By Brittany Laursen
Strong and resilient, the dandelion has quickly become the symbol of the military child. Just like the perennial flower, military children are able to bloom and thrive anywhere in the world they are planted. During April, the official Month of the Military Child, dandelions are displayed to celebrate and honor these kids.
To celebrate these special members of the military community, USO Baumholder, in Germany, hosted a “Month of the Military Child”-themed storytime event. Military kids gathered in the family room with toys and bean bag chairs to listen USO Center Manager Adriana Fink read “I’m a Dandelion: A PCS Story for Military Children” by Brooke Mahaffey. Parents and kids followed the journey of young Lucy and Jack as they discovered their family would be moving and how much they have in common with a dandelion flower. After the story, kids donned aprons and dipped their fingers into pastel pinks and blues to create their own colorful flowers to take home.
USO Centers around the world like USO Baumholder host events throughout the year that are targeted toward bringing military families closer together.
“I love hosting big programs and we love tying in observance months into everything we do,” said Adriana. “We have used this book to tie in the month to the kids that come here, so that they can consume and process it. We really want to do it big for our kids because they deserve it.”
As a military spouse and mother herself, Adriana understands firsthand what a challenging and exciting life military brats lead.
“I love watching my kids’ identities weave through all the places we’ve lived. They’re such worldly, awesome kids — it’s not a detriment to them. I love taking this time to reflect on all the ways they’ve been challenged.”
Being stationed in a foreign country, away from friends and family, can be difficult. That time becomes even more stressful for children and stay-at-home parents when their service member leaves for work or deploy even further from home. Enter in USO Centers — welcoming spaces that are full of cheerful USO staff and volunteers, games, snacks and fun programs for the whole family. USO Centers regularly host interactive crafts, game nights, cooking classes and much more. Programs like Storytime allow parents and kids the chance to connect with other families who have had similar experiences.
As she tied a bright red apron around her daughter’s neck, Roxanne Gregory noted: “We love coming to events. It’s hard being a stay-at-home mom, but coming to the USO is a great way to get out of the house. It’s like a getaway.”
Originally from San Diego, Roxanne and her family are living overseas for the first time and enjoy meeting and interacting with other military families.
“We come to the USO every week — Storytime is our favorite activity.” Seeing the joy in her daughters’ faces as they paint made every adult in the room smile. It’s evident all the kids in the room felt light and happy as they explored and played together.
“Military children go through a lot of unique challenges that most children don’t go through,” said military spouse and mother Jessica McLaughlin. “We move around a lot. They have to leave their friends and everything they know to move across the world … which presents a different set of challenges.”

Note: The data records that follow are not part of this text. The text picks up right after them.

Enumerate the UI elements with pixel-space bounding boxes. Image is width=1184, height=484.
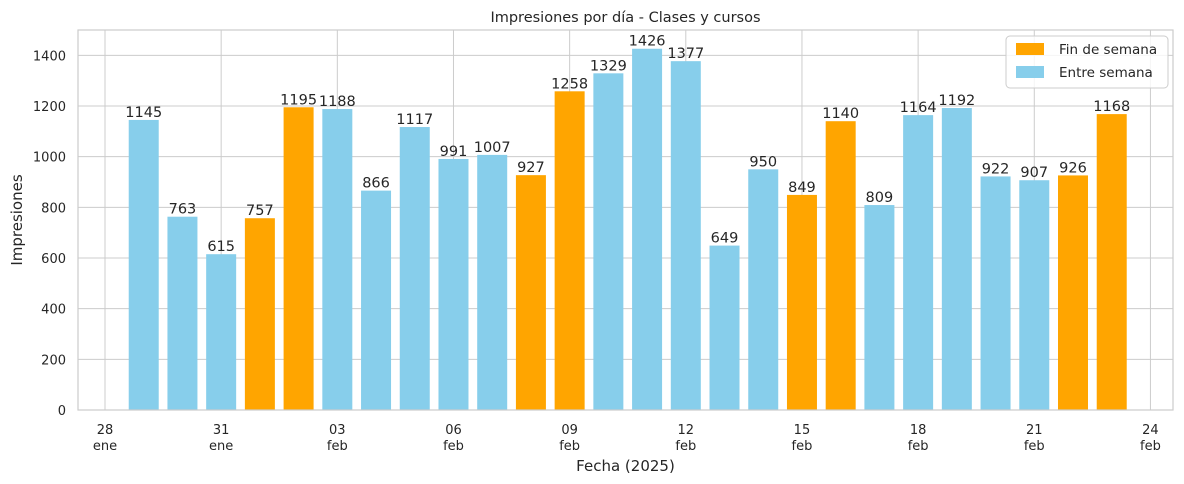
- bar-value-label: 1117: [396, 112, 433, 128]
- x-tick-label-day: 03: [329, 423, 346, 438]
- bar-value-label: 809: [866, 190, 894, 206]
- x-tick-label-month: feb: [327, 439, 348, 454]
- legend-box: [1005, 35, 1169, 89]
- chart-title: Impresiones por día - Clases y cursos: [490, 10, 760, 26]
- bar: [670, 61, 701, 410]
- x-tick-labels: 28ene31ene03feb06feb09feb12feb15feb18feb…: [93, 423, 1161, 454]
- y-tick-label: 600: [41, 252, 66, 267]
- y-tick-label: 800: [41, 201, 66, 216]
- bar: [709, 245, 740, 410]
- x-tick-label-day: 24: [1142, 423, 1159, 438]
- legend-swatch-fin-de-semana: [1016, 43, 1044, 55]
- x-axis-label: Fecha (2025): [576, 457, 675, 475]
- bar: [361, 190, 392, 410]
- y-tick-label: 200: [41, 353, 66, 368]
- bar: [980, 176, 1011, 410]
- bar: [786, 194, 817, 410]
- bar-value-label: 991: [440, 144, 468, 160]
- bar-value-label: 763: [169, 202, 197, 218]
- x-tick-label-day: 21: [1026, 423, 1043, 438]
- x-tick-label-day: 06: [445, 423, 462, 438]
- bar: [477, 154, 508, 410]
- plot-frame: [77, 29, 1174, 411]
- bar: [941, 108, 972, 410]
- x-tick-label-month: feb: [1140, 439, 1161, 454]
- x-tick-label-day: 18: [910, 423, 927, 438]
- x-tick-label-day: 09: [561, 423, 578, 438]
- legend-swatch-entre-semana: [1016, 66, 1044, 78]
- bar-value-label: 1426: [629, 34, 666, 50]
- legend-label-entre-semana: Entre semana: [1059, 65, 1153, 81]
- legend-label-fin-de-semana: Fin de semana: [1059, 42, 1157, 58]
- bar: [825, 121, 856, 410]
- bar: [1019, 180, 1050, 410]
- bars: [128, 48, 1127, 411]
- x-tick-label-month: feb: [792, 439, 813, 454]
- x-tick-label-month: feb: [559, 439, 580, 454]
- x-tick-label-month: feb: [1024, 439, 1045, 454]
- bar: [206, 254, 237, 410]
- legend: Fin de semana Entre semana: [1005, 35, 1169, 89]
- bar-value-label: 649: [711, 231, 739, 247]
- bar: [1096, 114, 1127, 411]
- bar: [864, 205, 895, 410]
- bar: [554, 91, 585, 410]
- bar-value-label: 1195: [280, 92, 317, 108]
- y-tick-label: 400: [41, 303, 66, 318]
- bar-value-label: 1007: [474, 140, 511, 156]
- bar-value-label: 1377: [667, 46, 704, 62]
- bar-value-label: 907: [1020, 165, 1048, 181]
- bar-value-label: 1188: [319, 94, 356, 110]
- bar: [903, 115, 934, 411]
- x-tick-label-day: 28: [97, 423, 114, 438]
- bar-value-label: 757: [246, 203, 274, 219]
- x-tick-label-day: 12: [678, 423, 695, 438]
- bar-value-label: 615: [207, 239, 235, 255]
- bar-value-label: 866: [362, 176, 390, 192]
- bar-value-label: 926: [1059, 160, 1087, 176]
- bar-value-label: 849: [788, 180, 816, 196]
- y-tick-label: 0: [58, 404, 66, 419]
- y-tick-label: 1400: [33, 49, 66, 64]
- bar-value-label: 1164: [900, 100, 937, 116]
- x-tick-label-month: feb: [443, 439, 464, 454]
- bar: [593, 73, 624, 410]
- bar-value-label: 1145: [125, 105, 162, 121]
- bar: [1058, 175, 1088, 410]
- x-tick-label-day: 15: [794, 423, 811, 438]
- y-tick-label: 1000: [33, 151, 66, 166]
- bar-value-label: 927: [517, 160, 545, 176]
- bar: [515, 175, 546, 410]
- bar: [128, 119, 159, 410]
- x-tick-label-month: feb: [908, 439, 929, 454]
- x-tick-label-day: 31: [213, 423, 230, 438]
- bar: [632, 48, 663, 410]
- bar-value-label: 1329: [590, 58, 627, 74]
- value-labels: 1145 763 615 757 1195 1188 866 1117 991 1007 927 12…: [125, 34, 1130, 255]
- bar: [438, 158, 469, 410]
- bar-value-label: 922: [982, 161, 1010, 177]
- bar: [283, 107, 314, 411]
- y-axis-label: Impresiones: [8, 174, 26, 266]
- bar-value-label: 1192: [938, 93, 975, 109]
- bar: [322, 109, 353, 410]
- y-tick-labels: 0 200 400 600 800 1000 1200 1400: [33, 49, 66, 419]
- x-tick-label-month: ene: [209, 439, 233, 454]
- bar: [399, 127, 430, 410]
- y-tick-label: 1200: [33, 100, 66, 115]
- bar: [244, 218, 275, 410]
- x-tick-label-month: feb: [675, 439, 696, 454]
- bar: [167, 216, 198, 410]
- bar-value-label: 1258: [551, 76, 588, 92]
- bar-value-label: 950: [749, 154, 777, 170]
- bar: [748, 169, 779, 410]
- bar-value-label: 1140: [822, 106, 859, 122]
- bar-value-label: 1168: [1093, 99, 1130, 115]
- x-tick-label-month: ene: [93, 439, 117, 454]
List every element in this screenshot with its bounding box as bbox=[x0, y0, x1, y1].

The USO has become a familiar touchpoint for thousands of military families around the world. With more than 250 USO locations worldwide, families can rest assured there is almost always a USO Center nearby with a calendar full of fun and engaging events.
“We come multiple times a week,” said Jessica. “The family room is on point and the free snacks and coffee make our day. From the first day we got here to Germany, we actually walked from where we live just to come hang out.”

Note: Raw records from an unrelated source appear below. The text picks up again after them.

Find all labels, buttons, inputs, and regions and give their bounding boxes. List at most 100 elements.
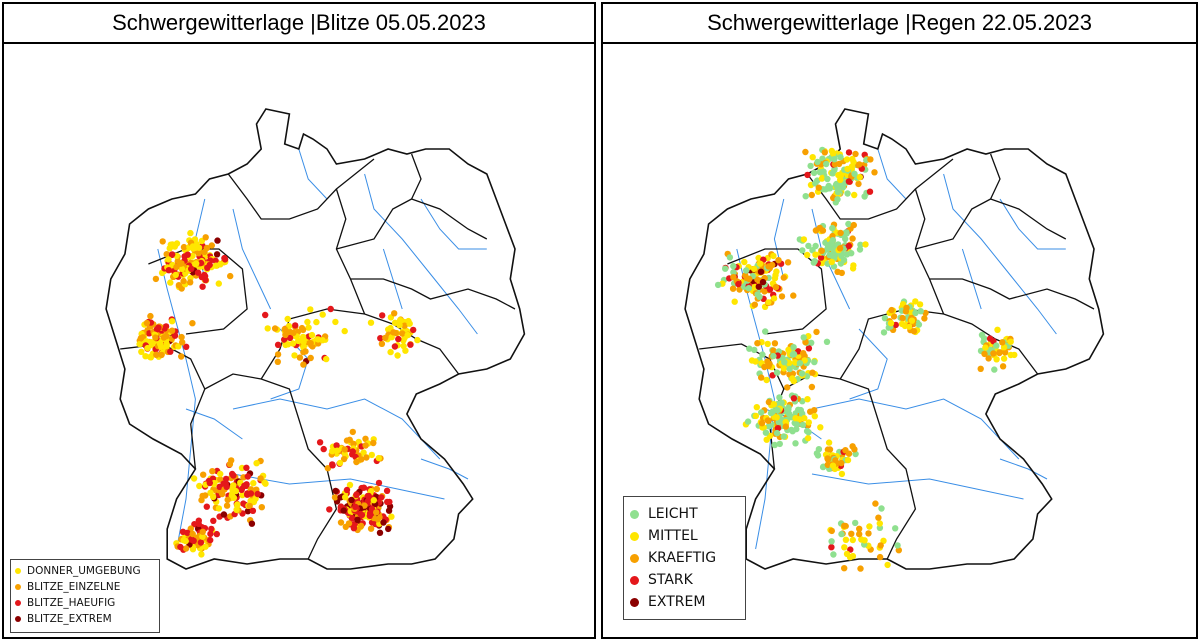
station-point [856,246,864,253]
station-point [878,505,885,512]
station-point [197,539,205,546]
station-point [773,414,780,421]
station-point [867,156,874,163]
station-point [770,295,778,302]
station-point [337,519,345,526]
station-point [223,502,231,509]
station-point [917,308,924,315]
station-point [820,168,827,175]
station-point [177,543,184,551]
station-point [198,273,205,281]
station-point [206,479,213,487]
station-point [792,440,799,447]
station-point [213,251,221,258]
station-point [152,275,160,283]
station-point [406,320,413,327]
station-point [850,221,857,229]
station-point [771,340,779,347]
station-point [857,565,864,572]
station-point [916,301,924,308]
station-point [828,527,835,535]
river [382,248,403,310]
state-border [915,198,991,250]
station-point [735,280,742,288]
station-point [383,487,391,494]
station-point [271,325,279,332]
station-point [758,409,765,416]
station-point [848,530,855,537]
station-point [414,336,421,344]
station-point [305,324,312,331]
station-point [202,234,209,241]
station-point [775,257,782,264]
station-point [153,351,160,358]
station-point [187,229,194,237]
station-point [808,191,815,199]
river [999,458,1048,480]
station-point [790,350,798,358]
station-point [838,252,845,259]
legend-item-mittel: MITTEL [630,525,739,547]
station-point [167,279,174,286]
state-border [914,188,945,315]
station-point [385,507,393,514]
station-point [368,451,375,459]
station-point [340,507,347,514]
station-point [402,347,409,354]
station-point [342,494,349,501]
legend-marker-icon [630,575,639,585]
station-point [378,340,386,347]
station-point [774,407,781,414]
river [811,398,1020,460]
station-point [741,258,748,266]
station-point [161,325,168,332]
station-point [240,500,247,507]
station-point [856,161,863,168]
station-point [722,265,729,272]
station-point [856,173,864,181]
station-point [848,250,855,257]
station-point [143,319,151,327]
station-point [384,498,391,506]
station-point [201,248,208,256]
station-point [862,241,869,248]
station-point [875,514,882,521]
station-point [809,369,816,376]
station-point [178,265,186,273]
station-point [296,354,304,361]
station-point [228,457,235,464]
station-point [815,184,822,191]
station-point [368,505,376,513]
station-point [811,413,818,420]
rain-legend: LEICHT MITTEL KRAEFTIG STARK EXTREM [623,496,746,620]
legend-marker-icon [630,509,639,519]
station-point [241,482,248,489]
station-point [800,236,808,243]
station-point [395,335,402,343]
station-point [876,520,883,527]
river [157,248,196,550]
station-point [194,269,202,276]
state-border [120,343,206,470]
station-point [993,342,1000,349]
station-point [780,274,787,281]
station-point [1007,338,1014,345]
station-point [906,323,913,330]
station-point [340,455,348,463]
station-point [852,519,859,527]
station-point [774,425,782,432]
station-point [758,374,765,381]
station-point [813,450,821,457]
station-point [391,343,399,350]
station-point [778,293,786,300]
station-point [300,361,307,368]
station-point [319,311,326,318]
station-point [333,447,341,454]
station-point [210,493,217,501]
station-point [753,404,760,411]
station-point [807,408,814,415]
station-point [207,530,214,538]
station-point [977,365,984,372]
station-point [410,326,417,334]
station-point [770,252,777,260]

“My kids love it here. We can visit our friends or just close the door and play for a while,” Jessica added. “If I ask my kids where they want to go, they will always say the USO.”
For military families stationed in Germany and all other corners of the world, the only consistent thing about military life is the lack of consistency. Change is constant, and military kids in particular must deal with unique challenges that their civilian counterparts will never experience. From the absence of a parent, to moving between schools multiple times a year, to losing friends and never quite having a sense of stability, military brat life can be rewarding, but it can also be hard.
That is why it is crucial to support all members of the military community – including our nation’s military children – and ensure that at the USO, they always have a space they can rely on and feels like home, no matter where their parent’s service takes them.